The Fair Fiorita
The Fair Fiorita is an Italian fairy tale collected by Thomas Frederick Crane in Italian Popular Tales. Italo Calvino included a variant of it, The Princesses Wed to the First Passer-By, in his Italian Folktales.
A king with three daughters and a son married his daughters to the first men to pass before the castle at noon: a swineherd, a huntsman, and a grave-digger. His son did not go to the wedding, but walked in the garden, where he heard a voice saying that the man was happy who was kissed by the fair Fiorita. He set out in search of her.
Three years later, he saw a palace with a fountain in front of it, and a child playing in the fountain. He approached, and the child cried for his mother, who proved to be his oldest sister. He was glad at her good fortune, stemming from the enchantments of a magician on her husband, as on his other brothers-in-law. They told him to go toward the sunrise, which was the way both to his other two sisters and to Fiorita, and gave him hogs' bristles to throw to the ground if he were in great need.
He went toward the sunrise, and found his other two sisters. The middle one gave him feathers, and the youngest a human bone and told him that an old woman could give him more directions about Fiorita. The old woman lived across from the castle where Fiorita lived, and she came by the window. He fell in love at once, but the old woman warned him that the king would marry her only to a man who found her in a hidden place, and many princes had already died, trying.
He commissioned a cymbal that he could hide in, and had the maker sell it to the king on the condition that he take it every three days to repair it. The king bought it and gave it to Fiorita, who took it to her room. At night, the prince called to her, until she and her maids of honor had searched, and she had concluded that she had imagined the repeated calls, and told them not to come again. He emerged and begged a kiss from her. She allowed it, and a rose formed. She told him that the rose would let him find her first in her hiding place, then among a hundred maidens, but that her father would set other tasks afterwards, more terrible.

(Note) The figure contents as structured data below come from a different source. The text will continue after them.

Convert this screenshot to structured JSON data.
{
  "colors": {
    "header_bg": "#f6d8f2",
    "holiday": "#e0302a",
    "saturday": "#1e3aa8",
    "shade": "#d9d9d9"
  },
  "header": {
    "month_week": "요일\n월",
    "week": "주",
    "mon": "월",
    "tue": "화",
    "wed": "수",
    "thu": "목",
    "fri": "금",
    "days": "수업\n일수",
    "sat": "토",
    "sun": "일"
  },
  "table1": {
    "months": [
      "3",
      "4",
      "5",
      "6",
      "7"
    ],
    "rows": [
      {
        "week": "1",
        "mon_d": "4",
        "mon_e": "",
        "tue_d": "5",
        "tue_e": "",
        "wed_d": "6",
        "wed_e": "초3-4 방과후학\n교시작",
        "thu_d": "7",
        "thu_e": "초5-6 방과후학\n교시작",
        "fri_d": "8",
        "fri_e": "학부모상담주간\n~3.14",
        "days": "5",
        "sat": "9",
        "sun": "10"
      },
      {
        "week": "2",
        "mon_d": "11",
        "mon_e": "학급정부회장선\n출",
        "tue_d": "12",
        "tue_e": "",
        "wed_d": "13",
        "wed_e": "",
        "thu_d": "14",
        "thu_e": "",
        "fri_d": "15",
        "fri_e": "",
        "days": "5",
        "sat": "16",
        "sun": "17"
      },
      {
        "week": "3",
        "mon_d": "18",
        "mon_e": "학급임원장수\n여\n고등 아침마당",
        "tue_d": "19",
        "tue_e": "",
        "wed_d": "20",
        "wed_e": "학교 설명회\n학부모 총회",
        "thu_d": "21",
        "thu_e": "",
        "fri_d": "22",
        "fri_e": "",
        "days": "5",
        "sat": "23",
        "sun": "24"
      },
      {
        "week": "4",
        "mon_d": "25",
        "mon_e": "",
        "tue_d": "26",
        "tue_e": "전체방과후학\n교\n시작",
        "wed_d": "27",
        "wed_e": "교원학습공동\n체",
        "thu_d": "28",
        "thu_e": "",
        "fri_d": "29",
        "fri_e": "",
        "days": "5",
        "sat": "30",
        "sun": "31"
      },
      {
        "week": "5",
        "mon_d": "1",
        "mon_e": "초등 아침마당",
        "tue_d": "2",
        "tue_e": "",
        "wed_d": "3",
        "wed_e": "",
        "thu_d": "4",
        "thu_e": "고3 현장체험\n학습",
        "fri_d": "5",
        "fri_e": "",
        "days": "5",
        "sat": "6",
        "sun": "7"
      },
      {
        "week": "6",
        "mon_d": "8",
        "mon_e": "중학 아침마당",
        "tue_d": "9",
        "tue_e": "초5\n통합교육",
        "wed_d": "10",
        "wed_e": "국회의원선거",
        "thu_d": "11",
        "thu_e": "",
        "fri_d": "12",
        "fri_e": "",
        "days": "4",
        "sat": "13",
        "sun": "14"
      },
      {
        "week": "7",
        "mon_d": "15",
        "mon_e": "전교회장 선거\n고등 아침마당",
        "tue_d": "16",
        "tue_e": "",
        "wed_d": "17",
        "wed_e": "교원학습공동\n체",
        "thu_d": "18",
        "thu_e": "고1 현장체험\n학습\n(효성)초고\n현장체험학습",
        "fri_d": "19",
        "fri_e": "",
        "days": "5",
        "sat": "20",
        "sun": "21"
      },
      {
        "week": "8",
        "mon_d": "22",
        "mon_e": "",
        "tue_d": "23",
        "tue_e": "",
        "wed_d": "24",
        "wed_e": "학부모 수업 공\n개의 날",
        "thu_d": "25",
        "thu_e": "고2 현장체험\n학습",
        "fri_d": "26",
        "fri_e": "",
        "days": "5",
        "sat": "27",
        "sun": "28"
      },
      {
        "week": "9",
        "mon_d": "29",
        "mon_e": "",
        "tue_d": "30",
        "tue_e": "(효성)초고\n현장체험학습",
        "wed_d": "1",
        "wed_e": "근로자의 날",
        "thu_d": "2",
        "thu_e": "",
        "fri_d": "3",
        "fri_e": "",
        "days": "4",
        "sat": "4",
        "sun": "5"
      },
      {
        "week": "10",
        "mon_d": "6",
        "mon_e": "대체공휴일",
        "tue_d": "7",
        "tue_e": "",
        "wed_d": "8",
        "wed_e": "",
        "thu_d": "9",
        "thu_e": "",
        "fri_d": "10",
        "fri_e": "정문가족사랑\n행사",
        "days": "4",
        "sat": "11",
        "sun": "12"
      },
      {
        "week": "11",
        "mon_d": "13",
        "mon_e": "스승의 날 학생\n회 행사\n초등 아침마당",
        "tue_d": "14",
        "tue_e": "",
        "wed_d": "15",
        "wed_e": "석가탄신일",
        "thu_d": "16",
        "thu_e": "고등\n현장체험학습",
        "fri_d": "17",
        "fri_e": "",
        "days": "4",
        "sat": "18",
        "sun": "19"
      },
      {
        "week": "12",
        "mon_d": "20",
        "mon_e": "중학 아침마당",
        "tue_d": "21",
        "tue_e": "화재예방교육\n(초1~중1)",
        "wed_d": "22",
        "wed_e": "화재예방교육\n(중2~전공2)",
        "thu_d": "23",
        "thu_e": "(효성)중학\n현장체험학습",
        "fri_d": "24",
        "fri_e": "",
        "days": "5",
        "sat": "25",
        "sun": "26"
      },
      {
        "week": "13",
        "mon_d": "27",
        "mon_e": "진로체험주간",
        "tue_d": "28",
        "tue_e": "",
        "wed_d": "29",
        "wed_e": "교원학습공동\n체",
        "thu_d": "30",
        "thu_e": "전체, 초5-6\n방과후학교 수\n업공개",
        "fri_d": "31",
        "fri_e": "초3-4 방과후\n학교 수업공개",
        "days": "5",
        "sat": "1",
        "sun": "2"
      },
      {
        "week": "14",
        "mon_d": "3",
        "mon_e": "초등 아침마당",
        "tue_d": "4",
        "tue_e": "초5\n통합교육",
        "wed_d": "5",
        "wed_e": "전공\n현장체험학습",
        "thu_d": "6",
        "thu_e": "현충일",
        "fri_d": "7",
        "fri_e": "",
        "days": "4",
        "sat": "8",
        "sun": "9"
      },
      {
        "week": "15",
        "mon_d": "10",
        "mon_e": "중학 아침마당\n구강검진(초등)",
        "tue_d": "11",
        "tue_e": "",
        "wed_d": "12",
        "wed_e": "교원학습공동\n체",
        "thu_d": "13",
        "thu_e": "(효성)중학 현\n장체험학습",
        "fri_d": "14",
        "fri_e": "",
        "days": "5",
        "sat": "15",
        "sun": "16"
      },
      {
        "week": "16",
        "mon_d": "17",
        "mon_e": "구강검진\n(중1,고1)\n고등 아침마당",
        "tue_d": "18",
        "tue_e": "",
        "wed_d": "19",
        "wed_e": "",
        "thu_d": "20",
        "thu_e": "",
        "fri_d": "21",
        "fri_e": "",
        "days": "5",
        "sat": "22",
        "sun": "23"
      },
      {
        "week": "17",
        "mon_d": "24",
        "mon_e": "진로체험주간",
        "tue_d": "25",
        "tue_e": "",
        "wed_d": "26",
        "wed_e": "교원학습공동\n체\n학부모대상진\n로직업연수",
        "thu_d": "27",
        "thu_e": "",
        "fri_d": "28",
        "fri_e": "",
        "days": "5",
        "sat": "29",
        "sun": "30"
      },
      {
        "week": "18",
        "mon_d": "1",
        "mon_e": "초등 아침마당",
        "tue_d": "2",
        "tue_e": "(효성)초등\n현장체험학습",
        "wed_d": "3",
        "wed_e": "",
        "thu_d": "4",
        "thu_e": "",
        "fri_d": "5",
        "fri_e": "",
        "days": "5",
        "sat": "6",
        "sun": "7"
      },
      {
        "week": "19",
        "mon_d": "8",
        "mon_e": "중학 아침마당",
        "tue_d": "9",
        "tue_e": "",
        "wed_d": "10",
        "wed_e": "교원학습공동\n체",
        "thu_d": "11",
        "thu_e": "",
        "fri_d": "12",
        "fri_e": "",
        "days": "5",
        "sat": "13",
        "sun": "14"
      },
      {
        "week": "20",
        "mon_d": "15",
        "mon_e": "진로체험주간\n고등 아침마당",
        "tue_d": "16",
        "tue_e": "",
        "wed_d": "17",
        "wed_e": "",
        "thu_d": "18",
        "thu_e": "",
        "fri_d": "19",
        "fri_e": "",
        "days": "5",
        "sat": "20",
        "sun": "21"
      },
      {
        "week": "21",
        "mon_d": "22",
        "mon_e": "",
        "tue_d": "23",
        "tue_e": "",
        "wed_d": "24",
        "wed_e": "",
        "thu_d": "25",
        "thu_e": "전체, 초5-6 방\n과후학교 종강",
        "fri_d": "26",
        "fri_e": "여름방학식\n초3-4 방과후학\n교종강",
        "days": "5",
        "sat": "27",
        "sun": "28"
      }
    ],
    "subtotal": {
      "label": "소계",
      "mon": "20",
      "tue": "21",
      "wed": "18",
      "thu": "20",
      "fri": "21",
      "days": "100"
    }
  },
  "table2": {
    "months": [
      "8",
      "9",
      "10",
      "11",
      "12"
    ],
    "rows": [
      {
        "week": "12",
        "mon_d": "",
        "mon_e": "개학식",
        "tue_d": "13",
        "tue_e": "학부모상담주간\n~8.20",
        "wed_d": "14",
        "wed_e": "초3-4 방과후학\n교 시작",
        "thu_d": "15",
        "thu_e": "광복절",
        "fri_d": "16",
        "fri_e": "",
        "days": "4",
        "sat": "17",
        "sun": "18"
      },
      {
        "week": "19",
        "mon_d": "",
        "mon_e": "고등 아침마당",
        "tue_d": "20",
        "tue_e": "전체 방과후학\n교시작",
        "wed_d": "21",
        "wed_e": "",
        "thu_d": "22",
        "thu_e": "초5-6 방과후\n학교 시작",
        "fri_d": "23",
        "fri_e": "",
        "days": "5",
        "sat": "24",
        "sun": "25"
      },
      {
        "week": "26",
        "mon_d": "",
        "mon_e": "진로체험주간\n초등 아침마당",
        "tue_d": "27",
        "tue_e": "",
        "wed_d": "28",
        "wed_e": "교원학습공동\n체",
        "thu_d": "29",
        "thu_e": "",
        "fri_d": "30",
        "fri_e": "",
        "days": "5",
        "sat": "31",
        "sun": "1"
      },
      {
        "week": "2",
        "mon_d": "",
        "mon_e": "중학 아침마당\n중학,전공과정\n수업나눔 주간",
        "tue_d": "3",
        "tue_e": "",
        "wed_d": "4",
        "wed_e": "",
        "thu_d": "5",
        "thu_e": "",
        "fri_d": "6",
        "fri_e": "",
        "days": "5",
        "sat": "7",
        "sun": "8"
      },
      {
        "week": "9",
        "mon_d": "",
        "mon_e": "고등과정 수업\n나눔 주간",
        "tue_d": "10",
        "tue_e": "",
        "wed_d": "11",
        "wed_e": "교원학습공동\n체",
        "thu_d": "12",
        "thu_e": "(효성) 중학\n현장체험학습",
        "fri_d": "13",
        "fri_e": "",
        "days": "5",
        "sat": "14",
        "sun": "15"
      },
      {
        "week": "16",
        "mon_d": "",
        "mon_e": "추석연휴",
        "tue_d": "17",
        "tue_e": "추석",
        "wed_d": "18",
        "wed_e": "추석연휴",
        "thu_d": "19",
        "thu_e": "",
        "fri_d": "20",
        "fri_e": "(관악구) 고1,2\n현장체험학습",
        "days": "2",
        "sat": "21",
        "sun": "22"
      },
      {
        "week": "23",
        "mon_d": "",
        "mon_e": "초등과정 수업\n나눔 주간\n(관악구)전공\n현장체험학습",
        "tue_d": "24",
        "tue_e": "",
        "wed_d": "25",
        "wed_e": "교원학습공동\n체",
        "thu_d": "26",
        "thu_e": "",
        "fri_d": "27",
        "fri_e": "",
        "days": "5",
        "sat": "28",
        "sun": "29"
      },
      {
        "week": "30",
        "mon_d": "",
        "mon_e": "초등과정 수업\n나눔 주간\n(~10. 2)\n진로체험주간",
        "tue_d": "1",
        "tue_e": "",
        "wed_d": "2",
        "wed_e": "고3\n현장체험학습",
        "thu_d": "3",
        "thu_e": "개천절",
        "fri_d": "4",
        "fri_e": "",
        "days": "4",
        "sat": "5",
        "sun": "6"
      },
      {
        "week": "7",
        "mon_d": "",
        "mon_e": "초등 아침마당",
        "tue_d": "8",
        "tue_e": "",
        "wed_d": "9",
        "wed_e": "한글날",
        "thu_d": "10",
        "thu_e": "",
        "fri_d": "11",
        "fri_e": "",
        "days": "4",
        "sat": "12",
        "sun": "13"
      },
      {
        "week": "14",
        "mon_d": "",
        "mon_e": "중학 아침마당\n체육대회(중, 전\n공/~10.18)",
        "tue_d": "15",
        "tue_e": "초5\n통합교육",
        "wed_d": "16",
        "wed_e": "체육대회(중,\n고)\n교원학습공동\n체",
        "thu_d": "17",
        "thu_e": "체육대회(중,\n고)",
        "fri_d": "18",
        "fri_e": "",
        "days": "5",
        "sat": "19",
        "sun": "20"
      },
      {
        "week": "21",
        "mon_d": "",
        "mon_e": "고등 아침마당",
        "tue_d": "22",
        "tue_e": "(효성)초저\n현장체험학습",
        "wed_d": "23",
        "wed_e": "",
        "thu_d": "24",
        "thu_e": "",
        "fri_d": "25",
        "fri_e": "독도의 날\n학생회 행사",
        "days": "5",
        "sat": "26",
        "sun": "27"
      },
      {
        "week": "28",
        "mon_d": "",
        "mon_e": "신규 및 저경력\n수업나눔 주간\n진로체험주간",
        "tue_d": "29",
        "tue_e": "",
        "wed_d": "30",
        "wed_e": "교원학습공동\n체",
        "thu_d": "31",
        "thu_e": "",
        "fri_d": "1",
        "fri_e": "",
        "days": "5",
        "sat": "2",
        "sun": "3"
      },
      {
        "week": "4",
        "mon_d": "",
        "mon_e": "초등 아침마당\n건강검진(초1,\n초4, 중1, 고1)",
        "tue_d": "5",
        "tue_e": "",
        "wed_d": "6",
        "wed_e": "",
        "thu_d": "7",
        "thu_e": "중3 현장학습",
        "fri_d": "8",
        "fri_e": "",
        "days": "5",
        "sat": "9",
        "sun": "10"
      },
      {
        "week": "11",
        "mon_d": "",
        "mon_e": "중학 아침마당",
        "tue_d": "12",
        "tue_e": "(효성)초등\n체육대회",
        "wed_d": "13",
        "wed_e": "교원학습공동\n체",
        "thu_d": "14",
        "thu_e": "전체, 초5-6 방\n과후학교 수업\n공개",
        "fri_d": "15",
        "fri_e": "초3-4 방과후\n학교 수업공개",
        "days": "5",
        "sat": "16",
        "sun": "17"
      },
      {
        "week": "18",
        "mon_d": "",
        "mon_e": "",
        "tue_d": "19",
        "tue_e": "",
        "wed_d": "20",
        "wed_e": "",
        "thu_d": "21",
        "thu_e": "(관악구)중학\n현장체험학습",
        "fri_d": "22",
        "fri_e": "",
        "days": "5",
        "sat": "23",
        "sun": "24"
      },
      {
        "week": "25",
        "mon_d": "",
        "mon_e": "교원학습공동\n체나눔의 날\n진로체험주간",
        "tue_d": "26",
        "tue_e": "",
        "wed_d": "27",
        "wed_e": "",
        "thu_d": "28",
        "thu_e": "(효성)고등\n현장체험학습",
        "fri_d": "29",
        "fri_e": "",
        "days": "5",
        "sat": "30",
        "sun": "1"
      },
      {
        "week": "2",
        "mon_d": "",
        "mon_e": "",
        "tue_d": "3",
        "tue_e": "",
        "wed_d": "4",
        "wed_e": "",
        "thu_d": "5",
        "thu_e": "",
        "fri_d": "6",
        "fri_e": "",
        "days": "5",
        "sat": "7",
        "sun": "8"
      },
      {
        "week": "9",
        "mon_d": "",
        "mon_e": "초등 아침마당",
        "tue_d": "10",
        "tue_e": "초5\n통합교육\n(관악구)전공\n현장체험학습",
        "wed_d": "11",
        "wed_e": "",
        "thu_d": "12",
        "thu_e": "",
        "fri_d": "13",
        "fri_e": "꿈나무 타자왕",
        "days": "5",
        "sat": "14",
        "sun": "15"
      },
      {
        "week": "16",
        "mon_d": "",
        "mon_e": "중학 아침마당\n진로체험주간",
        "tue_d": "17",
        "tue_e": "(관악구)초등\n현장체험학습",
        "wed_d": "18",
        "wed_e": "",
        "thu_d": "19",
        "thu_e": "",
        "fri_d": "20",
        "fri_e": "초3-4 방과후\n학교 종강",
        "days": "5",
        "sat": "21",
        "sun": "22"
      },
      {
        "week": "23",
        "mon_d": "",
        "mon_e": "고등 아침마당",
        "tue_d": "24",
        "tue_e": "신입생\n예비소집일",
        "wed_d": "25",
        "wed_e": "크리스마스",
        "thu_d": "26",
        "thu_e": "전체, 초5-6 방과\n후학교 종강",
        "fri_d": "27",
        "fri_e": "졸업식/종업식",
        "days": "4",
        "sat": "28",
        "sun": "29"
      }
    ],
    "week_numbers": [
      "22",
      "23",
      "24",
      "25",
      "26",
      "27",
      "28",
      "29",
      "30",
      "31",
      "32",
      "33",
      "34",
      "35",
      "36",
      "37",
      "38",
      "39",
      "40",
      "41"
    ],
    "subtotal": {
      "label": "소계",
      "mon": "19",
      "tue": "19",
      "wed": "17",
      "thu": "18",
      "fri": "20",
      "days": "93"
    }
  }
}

After he had found Fiorita, twice, the king put him in a room, filled with fruit, and commanded that he eat it all. He threw down the hogs' bristles, and a great herd of swine appeared and ate it all. The king then demanded birds that sang so sweetly that they would put the princess to sleep. The prince threw down the feathers, and birds appeared that put not only the princess but the king to sleep. The third time, the king demanded that they produce, on the next morning, a two-year-old child who could speak, or he would execute them both. The prince threw down the bone, and the child sprung up.
The king gave his son-in-law his crown and held a great feast for their wedding, to which his sisters and their husbands, and the prince's father came. So the prince and Fiorita reigned over two kingdoms.
The Princesses Wed to the First Passer-By does not include his sneaking into the princess's presence, or the need to discover her in a hiding place, as indeed many similar fairy tales, where the hero is helped by his brothers-in-law, as in The Death of Koschei the Deathless and The Three Enchanted Princes and What came of picking Flowers.